The trial court concluded that noncompliance meant the defendant could not claim the “abandoned vehicle” status for immunity and thus owed a duty of care for reasonable safeguarding. On appeal, defendant did not contest that statutory conclusion. Practically, the opinion underscores that the statutory liability protection is conditional and procedural; operators who bypass the steps do so at their own risk.
Key Takeaways and Guidance
- Owner testimony can carry the day. In negligence claims over missing vehicle contents, a plaintiff’s credible testimony can be sufficient to prove both presence and loss of items during the defendant’s custody.
- Negligence duty persists absent statutory compliance. If the abandoned-vehicle protocols are not followed, tow/storage operators should assume they owe an ordinary duty of care to protect vehicles and their contents.
- Don’t rely on new theories on appeal. Arguments about bailment notice requirements and valuation methods must be raised at trial, not saved for appeal.
- Security must be proactive, not merely passive. Gates and on-site occupants, without patrols, monitoring, or documented controls, may be inadequate to discharge a duty of care—especially over months-long storage.
- Document transfers and conditions meticulously. Intake and release photos, chain-of-custody logs, and incident records are essential to rebut claims of loss or damage; failure to produce known documentation can be damaging.
Unresolved and Open Questions
- Scope of the bailment notice rule (if any) in Vermont. The Supreme Court did not adopt or reject a requirement that vehicle owners provide notice of interior contents to hold a custodian liable for their loss. That question remains open for a future, preserved case.
- Valuation standard for lost contents. Whether Vermont courts should prefer fair market value over replacement cost (or some other measure) for personal property lost from vehicles under a custodian’s care remains undecided here.

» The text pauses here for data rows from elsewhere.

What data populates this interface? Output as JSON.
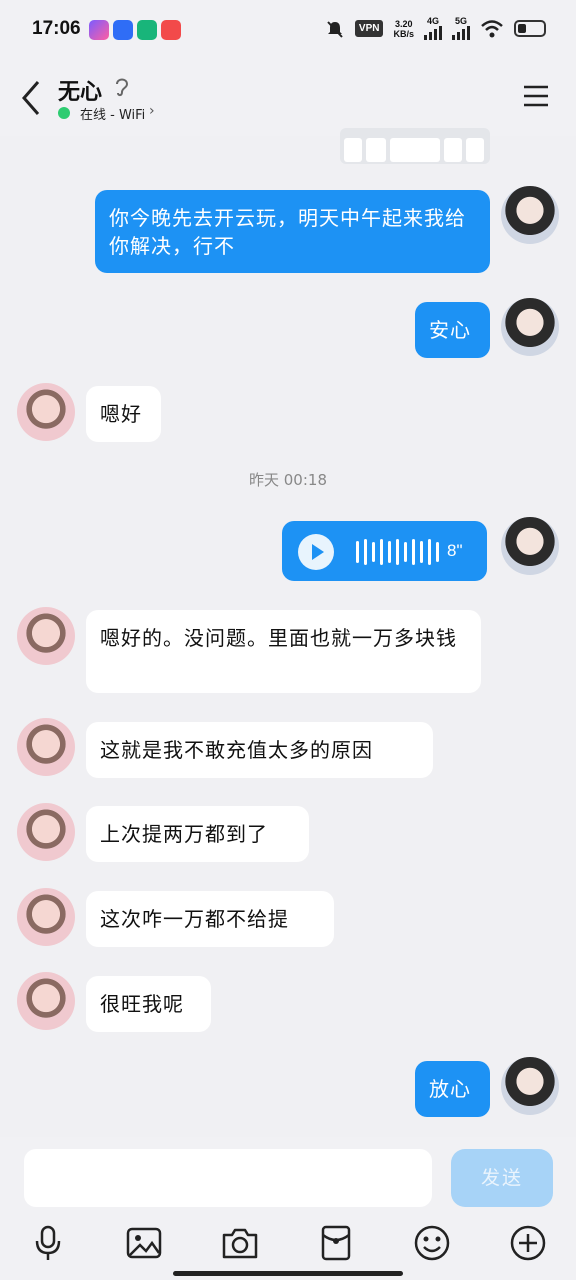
{
  "status_bar": {
    "time": "17:06",
    "vpn": "VPN",
    "speed_value": "3.20",
    "speed_unit": "KB/s",
    "net1": "4G",
    "net2": "5G"
  },
  "header": {
    "contact_name": "无心",
    "status": "在线 - WiFi"
  },
  "messages": [
    {
      "side": "sent",
      "text": "你今晚先去开云玩，明天中午起来我给你解决，行不"
    },
    {
      "side": "sent",
      "text": "安心"
    },
    {
      "side": "recv",
      "text": "嗯好"
    },
    {
      "side": "time",
      "text": "昨天 00:18"
    },
    {
      "side": "sent",
      "type": "voice",
      "duration": "8\""
    },
    {
      "side": "recv",
      "text": "嗯好的。没问题。里面也就一万多块钱"
    },
    {
      "side": "recv",
      "text": "这就是我不敢充值太多的原因"
    },
    {
      "side": "recv",
      "text": "上次提两万都到了"
    },
    {
      "side": "recv",
      "text": "这次咋一万都不给提"
    },
    {
      "side": "recv",
      "text": "很旺我呢"
    },
    {
      "side": "sent",
      "text": "放心"
    }
  ],
  "input": {
    "value": "",
    "send_label": "发送"
  },
  "toolbar": [
    "microphone-icon",
    "image-icon",
    "camera-icon",
    "red-packet-icon",
    "emoji-icon",
    "plus-icon"
  ],
  "colors": {
    "sent_bubble": "#1d92f4",
    "recv_bubble": "#ffffff",
    "send_button": "#a7d3f7",
    "online": "#2ecc71"
  }
}
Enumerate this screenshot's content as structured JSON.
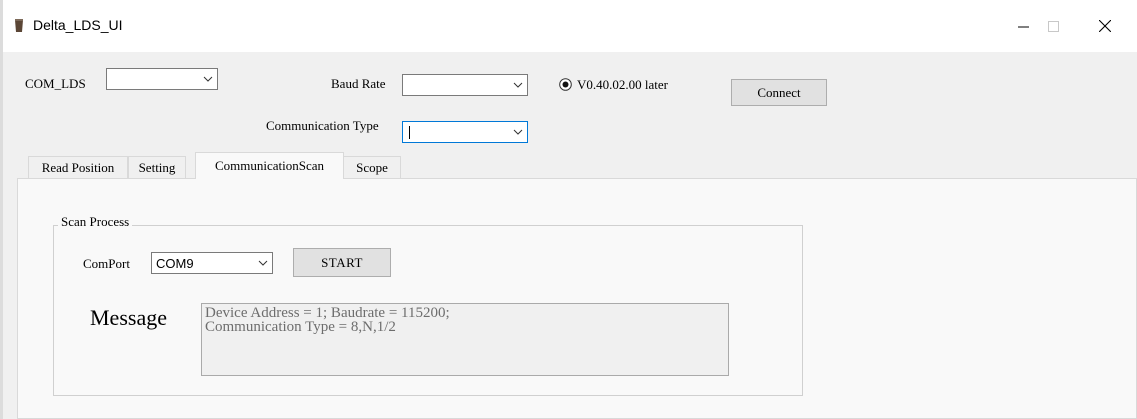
{
  "window": {
    "title": "Delta_LDS_UI",
    "minimize_glyph": "─",
    "maximize_glyph": "☐",
    "close_glyph": "✕"
  },
  "connection": {
    "com_label": "COM_LDS",
    "com_value": "",
    "baud_label": "Baud Rate",
    "baud_value": "",
    "comm_type_label": "Communication Type",
    "comm_type_value": "",
    "version_option": "V0.40.02.00 later",
    "version_selected": true,
    "connect_label": "Connect"
  },
  "tabs": [
    {
      "label": "Read Position",
      "active": false
    },
    {
      "label": "Setting",
      "active": false
    },
    {
      "label": "CommunicationScan",
      "active": true
    },
    {
      "label": "Scope",
      "active": false
    }
  ],
  "scan": {
    "group_title": "Scan Process",
    "comport_label": "ComPort",
    "comport_value": "COM9",
    "start_label": "START",
    "message_label": "Message",
    "message_lines": [
      "Device Address = 1; Baudrate = 115200;",
      "Communication Type = 8,N,1/2"
    ]
  },
  "colors": {
    "accent": "#0078d7",
    "client_bg": "#f0f0f0",
    "tabpage_bg": "#f9f9f9"
  }
}
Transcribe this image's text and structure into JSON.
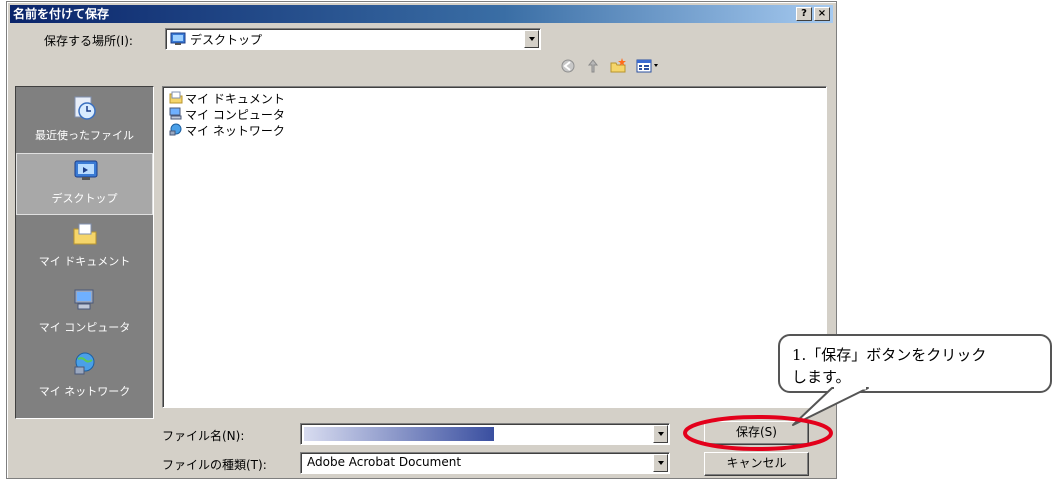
{
  "dialog": {
    "title": "名前を付けて保存",
    "help_button": "?",
    "close_button": "×"
  },
  "save_in": {
    "label": "保存する場所(I):",
    "value": "デスクトップ"
  },
  "toolbar": {
    "icons": [
      "back-icon",
      "up-folder-icon",
      "new-folder-icon",
      "view-menu-icon"
    ]
  },
  "places_bar": [
    {
      "label": "最近使ったファイル",
      "icon": "recent-files-icon"
    },
    {
      "label": "デスクトップ",
      "icon": "desktop-icon",
      "selected": true
    },
    {
      "label": "マイ ドキュメント",
      "icon": "my-documents-icon"
    },
    {
      "label": "マイ コンピュータ",
      "icon": "my-computer-icon"
    },
    {
      "label": "マイ ネットワーク",
      "icon": "my-network-icon"
    }
  ],
  "file_list": [
    {
      "name": "マイ ドキュメント",
      "icon": "folder-icon"
    },
    {
      "name": "マイ コンピュータ",
      "icon": "computer-icon"
    },
    {
      "name": "マイ ネットワーク",
      "icon": "network-icon"
    }
  ],
  "file_name": {
    "label": "ファイル名(N):",
    "value": ""
  },
  "file_type": {
    "label": "ファイルの種類(T):",
    "value": "Adobe Acrobat Document"
  },
  "buttons": {
    "save": "保存(S)",
    "cancel": "キャンセル"
  },
  "callout": {
    "line1": "1.「保存」ボタンをクリック",
    "line2": "します。"
  },
  "colors": {
    "title_bar": "#0a246a",
    "dialog_face": "#d4d0c8",
    "highlight_ellipse": "#e3001b"
  }
}
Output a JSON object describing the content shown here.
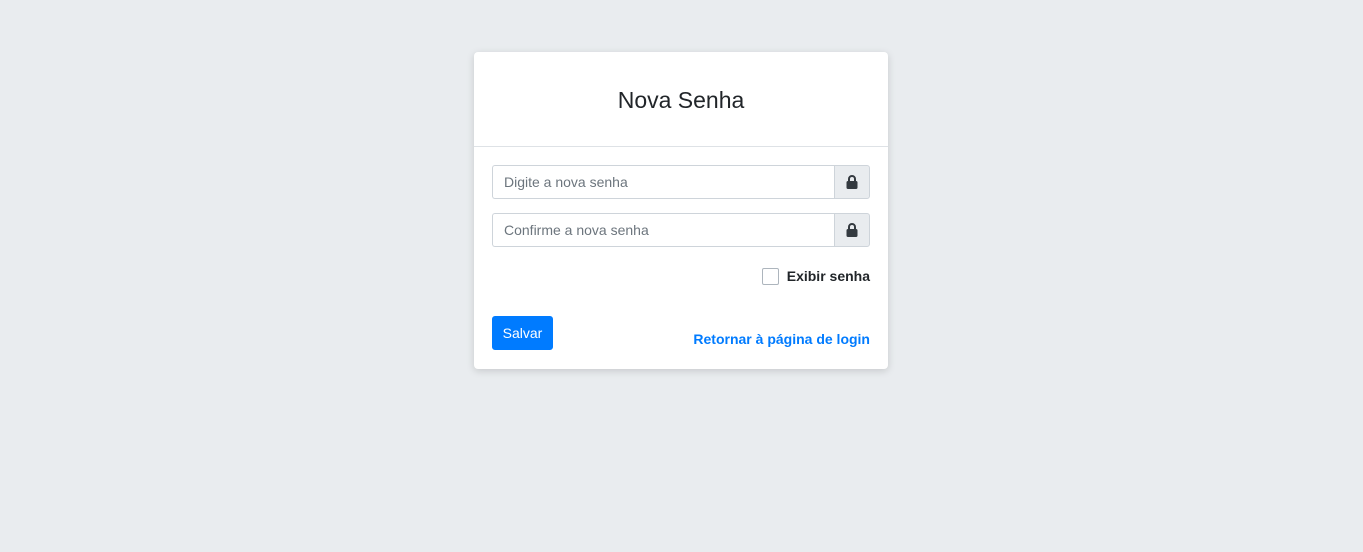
{
  "card": {
    "title": "Nova Senha"
  },
  "form": {
    "new_password": {
      "placeholder": "Digite a nova senha",
      "value": "",
      "icon": "lock-icon"
    },
    "confirm_password": {
      "placeholder": "Confirme a nova senha",
      "value": "",
      "icon": "lock-icon"
    },
    "show_password": {
      "label": "Exibir senha",
      "checked": false
    },
    "save_label": "Salvar",
    "login_link_label": "Retornar à página de login"
  },
  "colors": {
    "background": "#e9ecef",
    "primary": "#007bff",
    "addon": "#e9ecef",
    "icon": "#343a40"
  }
}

- Allocation of statutory duties between landowner and towing service. The trial court stated that either the garage or the towing service needed to pursue DMV certification within 90 days. The opinion does not explore the precise allocation of responsibility, which may depend on possession, contracts, and regulatory practice.
Conclusion
Although non-precedential, Grey Barreda v. Handy’s Service Center offers clear, practical direction. The Court reaffirms core appellate principles: deference to trial-level factfinding in bench trials; the sufficiency of credible owner testimony to establish loss; and strict enforcement of preservation rules. Substantively, the decision underscores that towing and storage operators who do not adhere to Vermont’s abandoned-vehicle procedures cannot rely on statutory immunity and remain subject to negligence duties to secure both the vehicle and its contents. For practitioners and industry actors alike, the message is straightforward: comply with the statutes, adopt proactive security measures, document condition and custody meticulously, and preserve legal arguments early—or be prepared to answer for losses under a standard negligence framework.